CDNs are a community of caches, which are servers and storage where content can be staged. When CDN content is requested, instead of decoding the URL to the actual owner of the content, the URL is decoded to the address of the best-positioned cache point for the content, and that cache point delivers it. In most cases, the cache points are directly connected to “access ISPs” who provide consumer Internet service, and so the majority of the Internet is bypassed completely. Content providers pay for this service, and it improves the quality of experience of their users.

Fastly isn’t an ISP, they’re a CDN provider. Their problem didn’t take down the Internet, as has been widely stated, or even a portion of it. What happened was that it took down the content that Fastly was caching, including the specific websites that were noted in various articles. Do CDN providers’ failures put their customers at risk? Sure, obviously, just as any provider of hosting will put those who use the hosting capability at risk should they fail…just like the cloud.

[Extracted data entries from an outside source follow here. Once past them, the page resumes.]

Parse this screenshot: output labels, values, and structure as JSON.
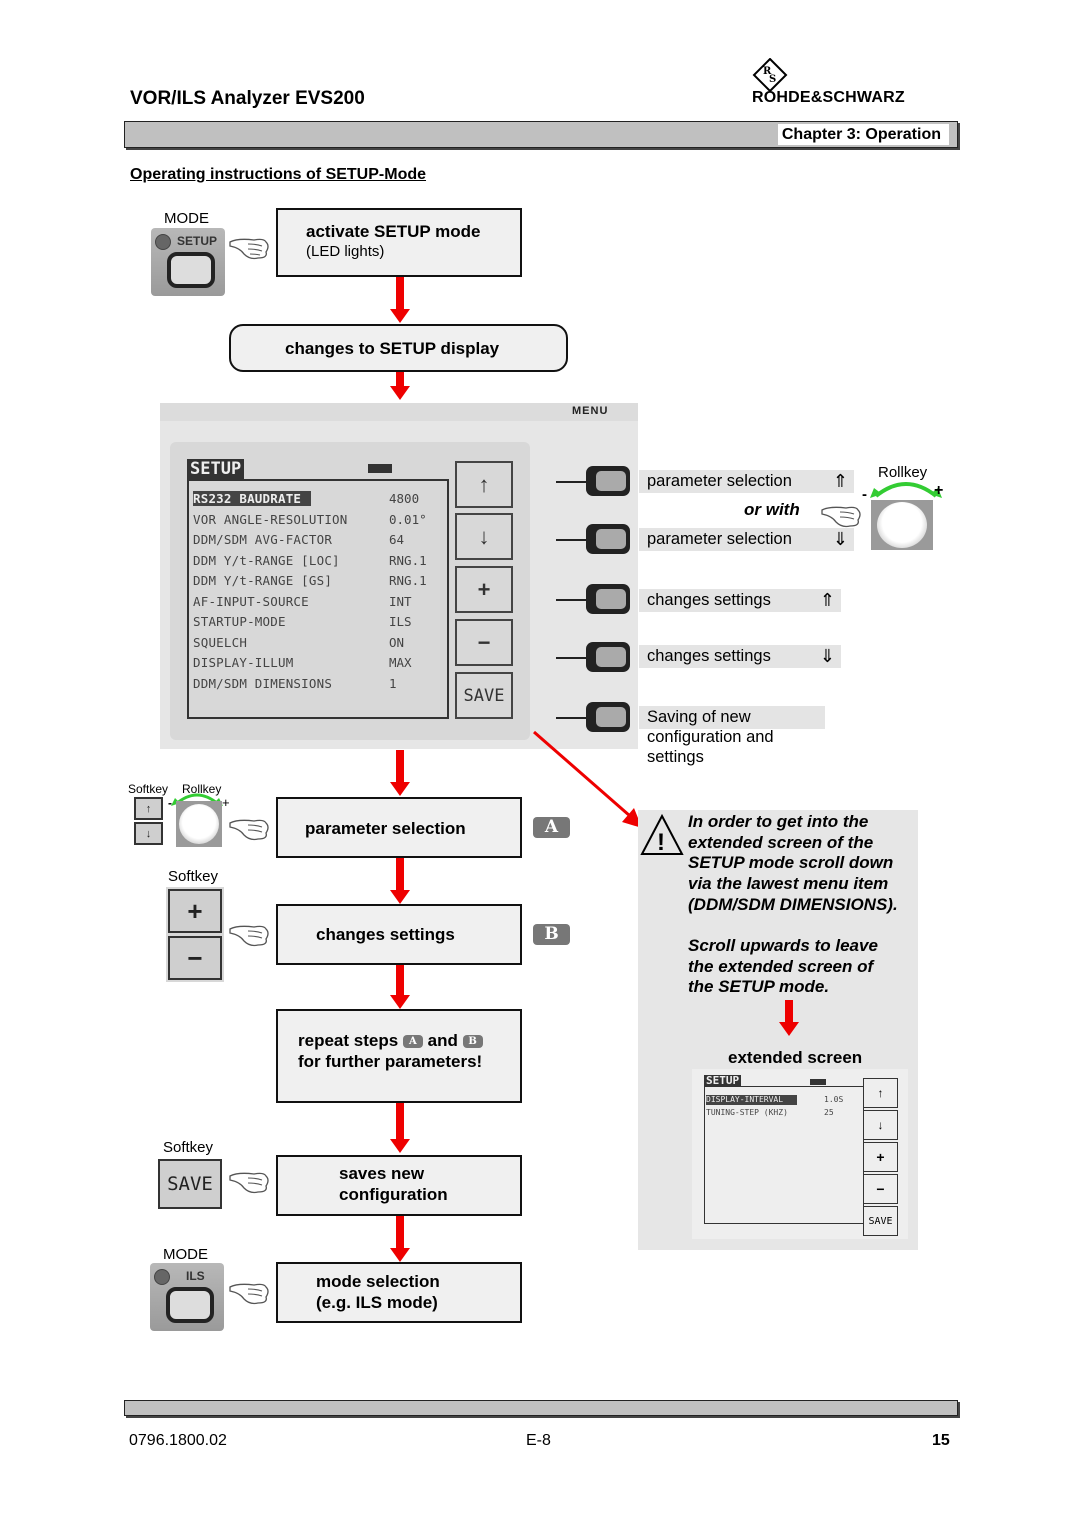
{
  "header": {
    "doc_title": "VOR/ILS Analyzer EVS200",
    "brand": "ROHDE&SCHWARZ",
    "brand_logo_icon": "rs-diamond-logo",
    "chapter": "Chapter 3: Operation",
    "section_title": "Operating instructions of SETUP-Mode"
  },
  "flow": {
    "step1": {
      "key_caption": "MODE",
      "key_label": "SETUP",
      "title": "activate SETUP mode",
      "subtitle": "(LED lights)"
    },
    "step2": {
      "title": "changes to SETUP display"
    },
    "step3": {
      "softkey_caption": "Softkey",
      "rollkey_caption": "Rollkey",
      "minus": "-",
      "plus": "+",
      "title": "parameter selection",
      "badge": "A"
    },
    "step4": {
      "softkey_caption": "Softkey",
      "plus_key": "+",
      "minus_key": "−",
      "title": "changes settings",
      "badge": "B"
    },
    "step5": {
      "line1_pre": "repeat steps",
      "badge_a": "A",
      "and": "and",
      "badge_b": "B",
      "line2": "for further parameters!"
    },
    "step6": {
      "softkey_caption": "Softkey",
      "save_key": "SAVE",
      "line1": "saves new",
      "line2": "configuration"
    },
    "step7": {
      "key_caption": "MODE",
      "key_label": "ILS",
      "line1": "mode selection",
      "line2": "(e.g. ILS mode)"
    }
  },
  "device": {
    "menu_label": "MENU",
    "screen_title": "SETUP",
    "rows": [
      {
        "name": "RS232 BAUDRATE",
        "value": "4800",
        "selected": true
      },
      {
        "name": "VOR ANGLE-RESOLUTION",
        "value": "0.01°"
      },
      {
        "name": "DDM/SDM AVG-FACTOR",
        "value": "64"
      },
      {
        "name": "DDM Y/t-RANGE [LOC]",
        "value": "RNG.1"
      },
      {
        "name": "DDM Y/t-RANGE [GS]",
        "value": "RNG.1"
      },
      {
        "name": "AF-INPUT-SOURCE",
        "value": "INT"
      },
      {
        "name": "STARTUP-MODE",
        "value": "ILS"
      },
      {
        "name": "SQUELCH",
        "value": "ON"
      },
      {
        "name": "DISPLAY-ILLUM",
        "value": "MAX"
      },
      {
        "name": "DDM/SDM DIMENSIONS",
        "value": "1"
      }
    ],
    "softkeys": [
      "↑",
      "↓",
      "+",
      "−",
      "SAVE"
    ]
  },
  "descriptions": {
    "param_up": "parameter selection",
    "or_with": "or with",
    "param_down": "parameter selection",
    "change_up": "changes settings",
    "change_down": "changes settings",
    "save_line1": "Saving of new",
    "save_line2": "configuration and",
    "save_line3": "settings",
    "arrow_up": "⇑",
    "arrow_down": "⇓",
    "rollkey_caption": "Rollkey",
    "minus": "-",
    "plus": "+"
  },
  "note": {
    "warning_icon": "warning-triangle",
    "lines_a": [
      "In order to get into the",
      "extended screen of the",
      "SETUP mode scroll down",
      "via the lawest menu item",
      "(DDM/SDM DIMENSIONS)."
    ],
    "lines_b": [
      "Scroll upwards to leave",
      "the extended screen of",
      "the SETUP mode."
    ],
    "extended_caption": "extended screen",
    "ext_screen": {
      "title": "SETUP",
      "rows": [
        {
          "name": "DISPLAY-INTERVAL",
          "value": "1.0S",
          "selected": true
        },
        {
          "name": "TUNING-STEP (KHZ)",
          "value": "25"
        }
      ],
      "softkeys": [
        "↑",
        "↓",
        "+",
        "−",
        "SAVE"
      ]
    }
  },
  "footer": {
    "doc_number": "0796.1800.02",
    "page_code": "E-8",
    "page_number": "15"
  },
  "colors": {
    "arrow_red": "#ee0000",
    "rollkey_green": "#33cc33",
    "bar_gray": "#c0c0c0",
    "box_fill": "#f0f0f0"
  }
}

CDN applications and cloud applications have a lot of similarity, and the relationship between cloud providers and the Internet is the same as the relationship between the Internet and CDN providers, like Fastly. If Amazon’s cloud goes down, the applications that are hosted in it are lost to the applications’ owners and users.

The core of the problem with Fastly is that the CDN service it provides is part of the Internet experience even though it’s not strictly part of the Internet. That opens up an interesting and problematic point, which is that if public cloud providers absorb some of the features of another service, as Fastly has absorbed some features of the Internet experience, then a cloud failure would create a failure of the service it supported. For example, if cloud providers hosted 5G O-RAN and the cloud failed, then 5G O-RAN would fail for the customers of the network operator who used the cloud.

Most network operators are obsessed with reliability, the proverbial five-nines mindset. The cloud, the Internet, and the CDN communities are much less so, and part of the reason is that network services have been traditionally subject to regulation, where the other services have not. Another part is that service experiences created by a community of providers are usually subject to failure if any of those providers fail. The reliability of a “series connection”, one that reflects dependency on all elements functioning, is always lower than the reliability of any given element.

Do network operators have it right, thinking that cloud and Internet technology isn’t the answer as a foundation for telecommunications services? That depends on what you’re willing to trade for those five nines, and whether an NFV-and-operator-centric vision of hosting would offer any better level of reliability. Frankly, I don’t think it would.

The real lesson of Fastly is that we need to accept that the Internet, and cloud computing, create much more complex foundations for the experiences we depend on for work and life. Complicated things break more easily, and so we can expect that one price of our Internet and cloud riches is a growing risk that what we need is going to break.

Facing doesn’t mean accepting, though. One truth about cloud computing is that it’s been working to deliver better availability even through a higher level of application or service complexity. What we call “cloud-native” design is a path to that, but the reality of cloud-native is that almost everything that claims to be so really isn’t at all. There’s way more hype than reality. My biggest concern about things like cloud hosting of 5G and O-RAN, and about edge computing, is that we’ll accept the marketectural view of cloud-native rather than the architectural view. If we do, then we’re going to see more of these Fastly-like incidents.